Aisultan Nazarbayev: Kazakhstan Soccer’s Savior?

Screen Shot 2017 01 17 at 6.58.47 pmKazakhstan’s Football Federation has a new vice president with a familiar sounding surname — Aisultan Nazarbayev.

With this appointment, President Nursultan Nazarbayev’s grandson has finally achieved his long-cherished ambition to make his mark on the country’s soccer scene.

The federation on February 28 anointed the younger Nazarbayev as its second-in-command. The 26-year old has a solid footballing pedigree. He represented Kazakhstan at Under-17 level and spent six months with England’s Portsmouth football club in 2007, when it was still in the English Premier League.

Nazarbayev, who is the son of the president’s eldest daughter, Dariga Nazarbayeva, and the late Rakhat Aliyev, made his first foray into Kazakhstan’s football politics in October 2015.

He was hoping to follow in his father’s footsteps — Aliyev was once the of head of the federation — but Nazarbayev’s bid to repeat that feat was unsuccessful at that time.
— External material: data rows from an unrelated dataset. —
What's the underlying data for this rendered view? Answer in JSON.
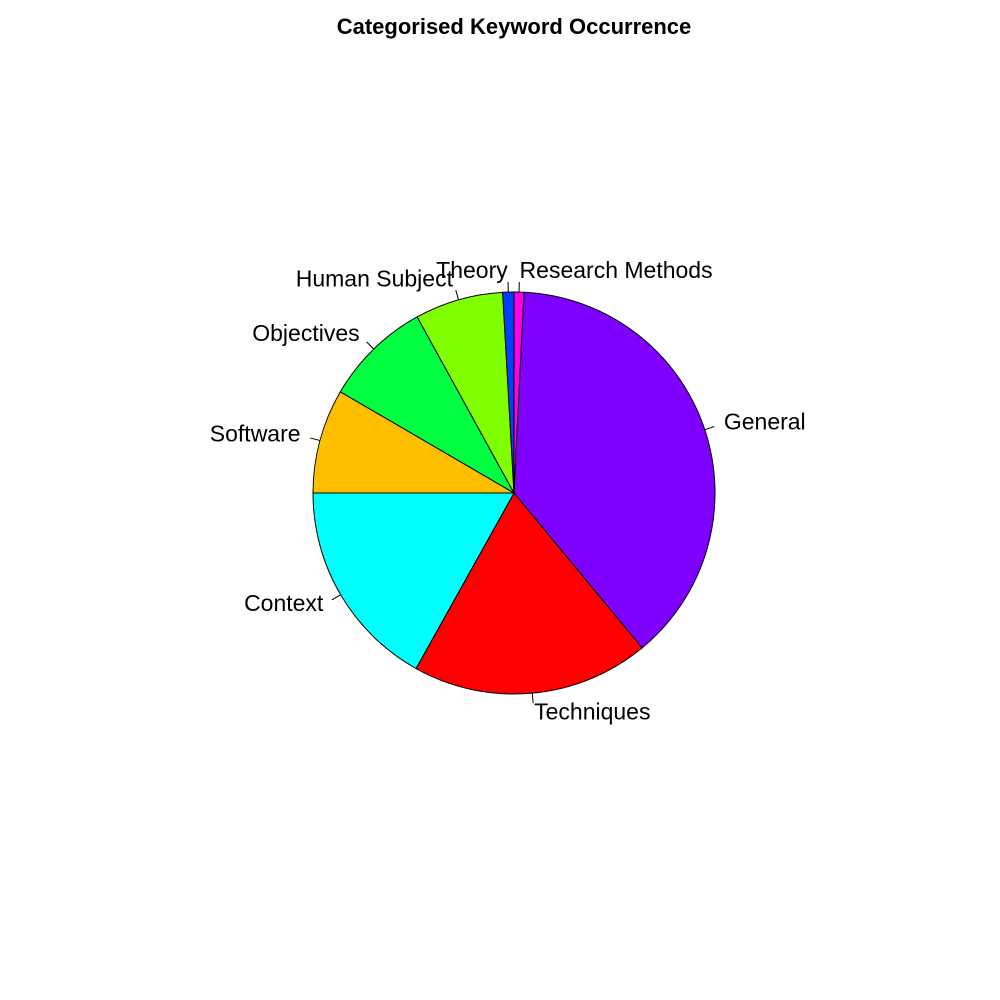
{
  "chart_data": {
    "type": "pie",
    "title": "Categorised Keyword Occurrence",
    "start": "top",
    "direction": "clockwise",
    "slices": [
      {
        "label": "Research Methods",
        "value": 0.8,
        "color": "#FF00E6"
      },
      {
        "label": "General",
        "value": 38.2,
        "color": "#8000FF"
      },
      {
        "label": "Techniques",
        "value": 19.1,
        "color": "#FF0000"
      },
      {
        "label": "Context",
        "value": 16.9,
        "color": "#00FFFF"
      },
      {
        "label": "Software",
        "value": 8.4,
        "color": "#FFBF00"
      },
      {
        "label": "Objectives",
        "value": 8.6,
        "color": "#00FF40"
      },
      {
        "label": "Human Subject",
        "value": 7.1,
        "color": "#80FF00"
      },
      {
        "label": "Theory",
        "value": 0.9,
        "color": "#0040FF"
      }
    ]
  }
}
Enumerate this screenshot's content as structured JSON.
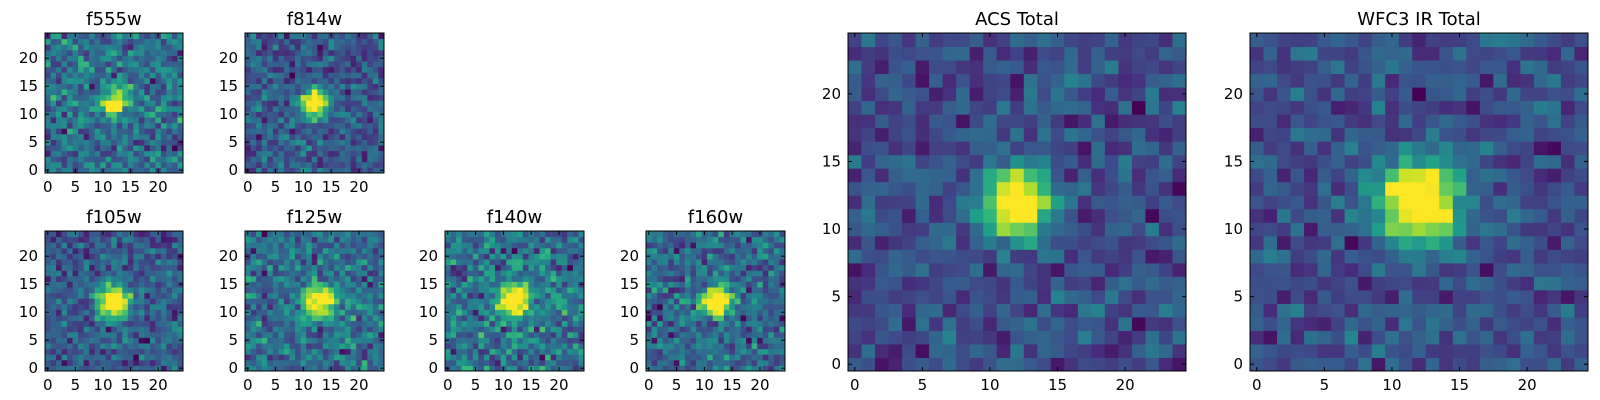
{
  "chart_data": [
    {
      "type": "heatmap",
      "title": "f555w",
      "xlim": [
        -0.5,
        24.5
      ],
      "ylim": [
        -0.5,
        24.5
      ],
      "xticks": [
        0,
        5,
        10,
        15,
        20
      ],
      "yticks": [
        0,
        5,
        10,
        15,
        20
      ],
      "source_center": [
        12,
        12
      ],
      "source_sigma": 1.6,
      "noise": 0.3,
      "peak": 1.0,
      "seed": 11,
      "colormap": "viridis"
    },
    {
      "type": "heatmap",
      "title": "f814w",
      "xlim": [
        -0.5,
        24.5
      ],
      "ylim": [
        -0.5,
        24.5
      ],
      "xticks": [
        0,
        5,
        10,
        15,
        20
      ],
      "yticks": [
        0,
        5,
        10,
        15,
        20
      ],
      "source_center": [
        12,
        12
      ],
      "source_sigma": 1.6,
      "noise": 0.22,
      "peak": 1.0,
      "seed": 23,
      "colormap": "viridis"
    },
    {
      "type": "heatmap",
      "title": "f105w",
      "xlim": [
        -0.5,
        24.5
      ],
      "ylim": [
        -0.5,
        24.5
      ],
      "xticks": [
        0,
        5,
        10,
        15,
        20
      ],
      "yticks": [
        0,
        5,
        10,
        15,
        20
      ],
      "source_center": [
        12,
        12
      ],
      "source_sigma": 2.0,
      "noise": 0.22,
      "peak": 1.0,
      "seed": 37,
      "colormap": "viridis"
    },
    {
      "type": "heatmap",
      "title": "f125w",
      "xlim": [
        -0.5,
        24.5
      ],
      "ylim": [
        -0.5,
        24.5
      ],
      "xticks": [
        0,
        5,
        10,
        15,
        20
      ],
      "yticks": [
        0,
        5,
        10,
        15,
        20
      ],
      "source_center": [
        13,
        12
      ],
      "source_sigma": 2.0,
      "noise": 0.3,
      "peak": 1.0,
      "seed": 41,
      "colormap": "viridis"
    },
    {
      "type": "heatmap",
      "title": "f140w",
      "xlim": [
        -0.5,
        24.5
      ],
      "ylim": [
        -0.5,
        24.5
      ],
      "xticks": [
        0,
        5,
        10,
        15,
        20
      ],
      "yticks": [
        0,
        5,
        10,
        15,
        20
      ],
      "source_center": [
        12,
        12
      ],
      "source_sigma": 2.0,
      "noise": 0.32,
      "peak": 1.0,
      "seed": 53,
      "colormap": "viridis"
    },
    {
      "type": "heatmap",
      "title": "f160w",
      "xlim": [
        -0.5,
        24.5
      ],
      "ylim": [
        -0.5,
        24.5
      ],
      "xticks": [
        0,
        5,
        10,
        15,
        20
      ],
      "yticks": [
        0,
        5,
        10,
        15,
        20
      ],
      "source_center": [
        12,
        12
      ],
      "source_sigma": 1.9,
      "noise": 0.28,
      "peak": 1.0,
      "seed": 67,
      "colormap": "viridis"
    },
    {
      "type": "heatmap",
      "title": "ACS Total",
      "xlim": [
        -0.5,
        24.5
      ],
      "ylim": [
        -0.5,
        24.5
      ],
      "xticks": [
        0,
        5,
        10,
        15,
        20
      ],
      "yticks": [
        0,
        5,
        10,
        15,
        20
      ],
      "source_center": [
        12,
        12
      ],
      "source_sigma": 1.7,
      "noise": 0.17,
      "peak": 1.0,
      "seed": 79,
      "colormap": "viridis"
    },
    {
      "type": "heatmap",
      "title": "WFC3 IR Total",
      "xlim": [
        -0.5,
        24.5
      ],
      "ylim": [
        -0.5,
        24.5
      ],
      "xticks": [
        0,
        5,
        10,
        15,
        20
      ],
      "yticks": [
        0,
        5,
        10,
        15,
        20
      ],
      "source_center": [
        12,
        12
      ],
      "source_sigma": 2.1,
      "noise": 0.16,
      "peak": 1.0,
      "seed": 97,
      "colormap": "viridis"
    }
  ]
}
Aliyev, who was forced out of the country’s top footballing job following his spectacular fall from grace in 2007, committed suicide in his Austrian prison cell in 2015 while facing kidnapping and murder charges.

Aisultan Nazarbayev would not be deterred, however.

After again failing to land a top job with the federation at the end of last year, Nazarbayev used his Facebook account to fire a broadside against one of the country’s most powerful political figures, Adilbek Dzhaksybekov, the chief of staff in the presidential administration.

In his passionate message, he accused Dzhaksybekov, who succeeded Aliyev as head of the football federation, of having the federation “in his pocket” and exercising domineering control over the sport.

This move into the management of the soccer scene could be a sign of the younger Nazarbayev’s political ambitions for the future. In January, he lobbed another volley of criticism at powerful players in the establishment — this time directing his ire at National Bank chairman Daniyar Akishev and, once again, his old foe Dzhaksybekov, making allegations of “serious corruption” amongst their subordinates.

The descendants of Central Asian presidents have some form in taking top jobs in their country’s football federations. In 2012, Rustam Emomali, the son of Tajikistan’s president, was named head of the country’s football federation. Emomali, like Aisultan Nazarbayev, also dabbled in playing, having previously served as captain of the Istiqlol team.